Every madrigal is the setting of a short poem in the vernacular, just as every motet is the setting of a short passage from the Vulgate or some other piece of sacred Latin literature. The texts of the motets were generally in prose, and the early polyphonists saw no obvious reason for imposing upon this essentially rectilinear material a circular musical form. After the invention of the aria, the composers of music for prose texts habitually distorted the sense and rhythm of their words in order to force them into the circular, verselike patterns of their new art form. From Alessandro Scarlatti, through Bach and Handel, Mozart, Haydn and Mendelssohn—all the great composers fr
om 1650 to 1850 provide examples, in their musical settings, of what may be called the versification of prose. To do this, they were compelled to repeat phrases and individual words again and again, to prolong single syllables to inordinate length, to recapitulate, note for note, or with variations, entire paragraphs. How different was the procedure of the madrigalists! Instead of versifying prose, they found it necessary, because of the nature of their art form, to prosify verse. The regular recurrences of lines and stanzas—these have no place in the madrigal, just as they have no place in the motet. Like good prose, the madrigal is rectilinear, not circular. Its movement is straight ahead, irreversible, asymmetrical. When they set a piece of poetry to music, the madrigalists set it phrase by phrase, giving to each phrase, even each word, its suitable expression and linking the successive moods by a constant adaptation of the polyphonic writing, not by the imposition from outside of a structural pattern. Every madrigal, as I have said, is a choral tone poem. But instead of lasting for a whole hour, like the huge, spectacular machines of Liszt and Richard Strauss, it concentrates its changing moods into three or four minutes of elaborate and yet intensely expressive counterpoint.

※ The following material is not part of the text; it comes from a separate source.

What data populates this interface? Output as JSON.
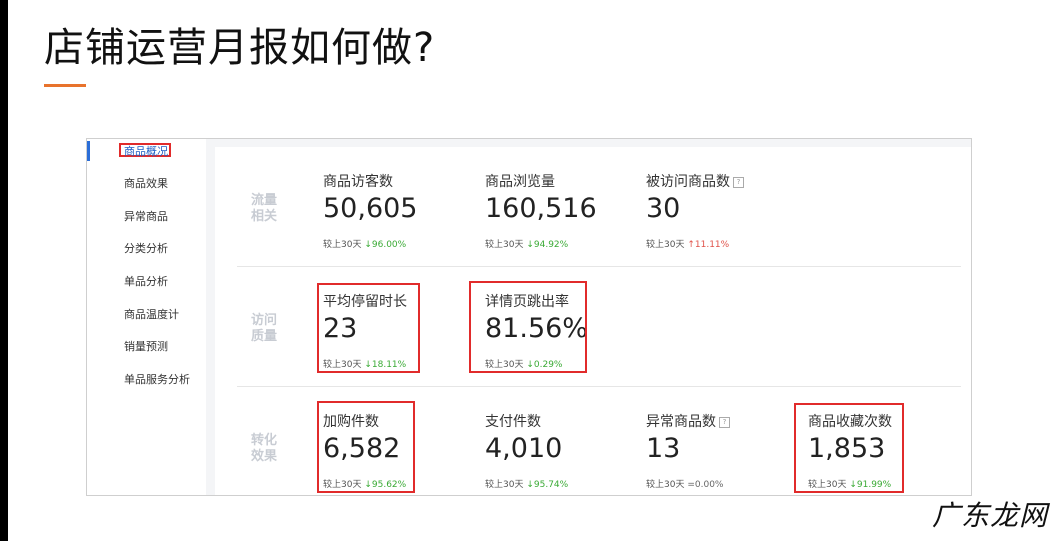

The Italian madrigalists chose their texts, for the most part, from the best poets. Dante was considered too harsh and old-fashioned; but his great fourteenth-century successor, Petrarch, remained a perennial favorite. Among more recent poets, Ariosto, though set fairly frequently, was much less popular than Guarini and Tasso, whose emotional tone was more emphatic and who took pleasure in just those violent contrasts of feeling which lent themselves most perfectly to the purposes of the madrigalist. In their shorter pieces (pieces written expressly to be set to music) Tasso and his contemporaries made use of a kind of epigrammatic style, in which antithesis, paradox and oxymoron played a major part and were turned into a literary convention, so that every versifier now talked of dolorous joy, sweet agony, loathing love and living death—to the immense delight of the musicians, for whom these emotional ambiguities, these abrupt changes of feeling offered golden opportunities.